Um espaço coletivo e virtual compartilhado, constituído pela soma de “realidade virtual”, “realidade aumentada” e “Internet”, ou seja, uma espécie de mixed reality

Foto: Fernando Moura
No mundo conectado, onde as relações humanas e digitais se misturam e a convergência midiática já não é uma tendência, mas sim uma realidade que se junta as diferentes formas de realidade virtual, sejam este VR, VRA (Realidade Virtual Aumentada), surgiu há alguns anos uma nova forma de olhar, de ver e sentir as coisas, o Metaverso.
Na sua tese de Mestrado na Universidade de Brasil, Itamar de Carvalho Pereira, afirma que o Metarverso tem origem na obra de ficção-científica Snow Crash, de Neal Stephenson lançada no início dos anos 1990, onde o autor utiliza o termo como “sinônimo de um ambiente virtual que os usuários acessam por meio da internet e interagem segunda uma figura representativa virtual, chamada de avatar”

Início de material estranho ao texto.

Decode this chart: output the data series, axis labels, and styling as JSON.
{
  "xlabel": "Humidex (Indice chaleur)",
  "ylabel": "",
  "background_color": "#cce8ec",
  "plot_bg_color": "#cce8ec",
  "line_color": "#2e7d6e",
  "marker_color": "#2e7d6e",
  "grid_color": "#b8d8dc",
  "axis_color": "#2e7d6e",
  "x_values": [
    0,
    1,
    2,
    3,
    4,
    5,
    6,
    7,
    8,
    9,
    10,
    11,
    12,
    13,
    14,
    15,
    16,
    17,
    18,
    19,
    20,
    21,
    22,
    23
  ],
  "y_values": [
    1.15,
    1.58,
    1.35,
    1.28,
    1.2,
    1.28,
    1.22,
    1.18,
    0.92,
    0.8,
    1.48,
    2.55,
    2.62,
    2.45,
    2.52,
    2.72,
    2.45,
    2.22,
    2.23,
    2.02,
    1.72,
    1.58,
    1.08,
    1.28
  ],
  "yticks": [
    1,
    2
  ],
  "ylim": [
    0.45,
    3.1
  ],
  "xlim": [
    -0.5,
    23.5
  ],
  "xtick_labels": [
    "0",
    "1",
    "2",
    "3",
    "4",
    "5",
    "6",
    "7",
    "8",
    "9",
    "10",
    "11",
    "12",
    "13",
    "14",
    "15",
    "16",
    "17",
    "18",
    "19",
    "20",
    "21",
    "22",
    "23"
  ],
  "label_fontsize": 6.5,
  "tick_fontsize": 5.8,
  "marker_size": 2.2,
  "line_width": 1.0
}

Assim, a terminologia é utilizada para indicar dalguma maneira um tipo de mundo virtual que tenta replicar a realidade através de dispositivos digitais. É um espaço coletivo e virtual compartilhado, constituído pela soma de “realidade virtual”, “realidade aumentada” e “Internet”.

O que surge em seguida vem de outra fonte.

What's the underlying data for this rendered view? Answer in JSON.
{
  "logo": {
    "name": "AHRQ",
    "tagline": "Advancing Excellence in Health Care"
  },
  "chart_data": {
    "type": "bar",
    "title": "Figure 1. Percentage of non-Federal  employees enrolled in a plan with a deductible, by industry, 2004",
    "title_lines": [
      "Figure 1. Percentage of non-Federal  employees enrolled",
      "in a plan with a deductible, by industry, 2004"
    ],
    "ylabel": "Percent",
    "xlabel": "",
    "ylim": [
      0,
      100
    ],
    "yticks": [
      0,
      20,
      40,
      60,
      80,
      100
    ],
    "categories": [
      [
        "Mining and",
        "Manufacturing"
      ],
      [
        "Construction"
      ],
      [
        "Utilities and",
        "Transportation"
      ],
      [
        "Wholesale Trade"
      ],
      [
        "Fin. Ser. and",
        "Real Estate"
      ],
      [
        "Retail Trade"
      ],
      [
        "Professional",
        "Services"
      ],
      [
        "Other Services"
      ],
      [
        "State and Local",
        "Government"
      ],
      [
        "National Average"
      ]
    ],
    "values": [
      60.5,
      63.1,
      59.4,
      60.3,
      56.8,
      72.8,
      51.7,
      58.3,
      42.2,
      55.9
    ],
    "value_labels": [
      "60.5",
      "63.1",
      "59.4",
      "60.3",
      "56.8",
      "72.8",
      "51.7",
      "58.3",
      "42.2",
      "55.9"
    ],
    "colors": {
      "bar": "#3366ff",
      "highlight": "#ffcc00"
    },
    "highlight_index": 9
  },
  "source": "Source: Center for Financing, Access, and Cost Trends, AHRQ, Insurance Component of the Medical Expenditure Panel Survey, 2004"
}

João Pedro Malardo da CNN Brasil Business, afirma que as “empresas brasileiras projetam expansão e melhora da tecnologia de realidade virtual, com novas funcionalidades para o público”. Malardo utiliza o caso da Nexus VR, empresa brasileira que “desenvolve projetos, eventos e treinamentos para empresas com tecnologias de realidade virtual, realidade aumentada e a chamada mixed reality, além de peças publicitárias e showrooms de projetos imobiliários”. Mais informação, clique aqui
Mas há tendência tende a aumentar e a quem diga que o futuro passa por plataformas que permitam a interação entre os mundos on e offline. Christian de Castro Oliveira e Masukieviski Coutinho Borges afirmam em “Disney – da fantasia aos metaversos”, publicado na Revista Emnuvens que gigante do entretenimento “conta com pessoas capazes de ler o presente através de evidências mineradas, utilizar os ativos e energia da própria companhia e dos parceiros, testar no mercado, conversar diretamente com sua base de fãs e gerar novos inputs para rodar novidades e encantamentos (…) 80 anos depois seriam as vassouras do Mickey aprendiz as inteligências e forças computacionais, Big Data, Aprendizagem de Máquina, arquitetura social e inteligências artificiais? Seria o chapéu do Mestre: os futuros chips, AR/VR, “softwares específicos para games”, tecnologias vestíveis, hologramas? Será que o Mestre Yen-Sid, daqui em diante vai permitir o aprendiz a fazer mais experiências mágicas e acessar novos metaversos?”